Psilocybin found in magic mushrooms is increasingly becoming popular, and in November, Oregon became the first state to legalize psilocybin for therapeutic use. Following the legalization of psilocybin, John Hopkins University researchers published data from a controlled psilocybin trial in major depressive disorders in the JAMA Psychiatry.
Studies show psilocybin has the potential of treating depression
The trial results indicated that around 71% of patients in the study showed a “clinically significant response” with the improvement lasting four weeks. Around 54% of the participants met the total “remission of depression” criteria. In 2006, John Hopkins had conducted a double-blind study that demonstrated that psilocybin offers healthy volunteers experiences of sustained and substantial personal meaning. The study’s lead author, Roland Griffiths, indicated that psilocybin is different from other mood-altering drugs because of its enduring meaning and belief changes.
Psychedelic drugs such as psilocybin target the claustrum region receptors in the brain.
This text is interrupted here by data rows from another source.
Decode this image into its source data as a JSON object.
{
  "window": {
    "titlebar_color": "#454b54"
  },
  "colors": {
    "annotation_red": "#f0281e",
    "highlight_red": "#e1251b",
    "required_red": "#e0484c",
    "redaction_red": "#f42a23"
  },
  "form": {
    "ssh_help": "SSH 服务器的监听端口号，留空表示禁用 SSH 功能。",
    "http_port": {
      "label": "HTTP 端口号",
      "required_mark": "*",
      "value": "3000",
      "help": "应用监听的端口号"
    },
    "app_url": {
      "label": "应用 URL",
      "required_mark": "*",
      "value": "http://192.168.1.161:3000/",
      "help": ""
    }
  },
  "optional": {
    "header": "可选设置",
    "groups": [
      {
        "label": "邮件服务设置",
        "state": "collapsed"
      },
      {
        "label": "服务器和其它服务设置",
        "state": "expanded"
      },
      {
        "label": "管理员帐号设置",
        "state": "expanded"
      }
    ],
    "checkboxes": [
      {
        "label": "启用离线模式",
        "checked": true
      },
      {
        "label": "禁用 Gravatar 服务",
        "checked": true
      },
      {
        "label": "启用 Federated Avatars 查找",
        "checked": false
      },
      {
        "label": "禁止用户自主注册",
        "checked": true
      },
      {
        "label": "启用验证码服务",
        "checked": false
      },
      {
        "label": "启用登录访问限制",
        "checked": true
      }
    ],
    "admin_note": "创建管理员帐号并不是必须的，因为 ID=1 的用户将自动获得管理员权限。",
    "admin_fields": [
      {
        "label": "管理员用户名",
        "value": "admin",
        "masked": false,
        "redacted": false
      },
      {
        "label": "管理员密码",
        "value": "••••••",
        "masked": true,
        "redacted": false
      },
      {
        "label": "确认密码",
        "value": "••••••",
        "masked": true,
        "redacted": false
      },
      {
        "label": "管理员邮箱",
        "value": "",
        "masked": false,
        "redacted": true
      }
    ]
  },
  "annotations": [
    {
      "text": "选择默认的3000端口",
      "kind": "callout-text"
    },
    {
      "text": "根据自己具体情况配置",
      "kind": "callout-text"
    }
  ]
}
John Hopkins researchers recently published a study in the NeuroImage Journal, comparing brain scans of individuals that took psilocybin and placebo. Results demonstrated that psilocybin resulted in the claustrum being less active, which implies that the area responsible for attention setting and task switching is shut when on psilocybin.
According to the researchers, this indicates the effects of psychedelics drugs, which includes a reduced sense of ego and feeling connected to everything. The study results show that researchers are close to understanding how psilocybin works on the brain and why it can be an effective psychiatric disorders therapy.
Growing research supported psilocybin legalization in Oregon
Currently, psilocybin is classified as a Schedule 1 Drug, and it is not accepted for therapeutic use because of the high potential of abuse. However, through the state ballot measure and growing evidence on the therapeutic potential of psilocybin, Oregon has widened the setting and legal circumstances of using psychedelics for the treatment of mental disorders.
Oregon Psilocybin Therapy Ballot Measure’s co-author Tom Eckert said that the goal is to move psilocybin out of medical frameworks to offer access to those that can benefit safely. This means counseling therapists and not just doctors in hospitals can use psilocybin.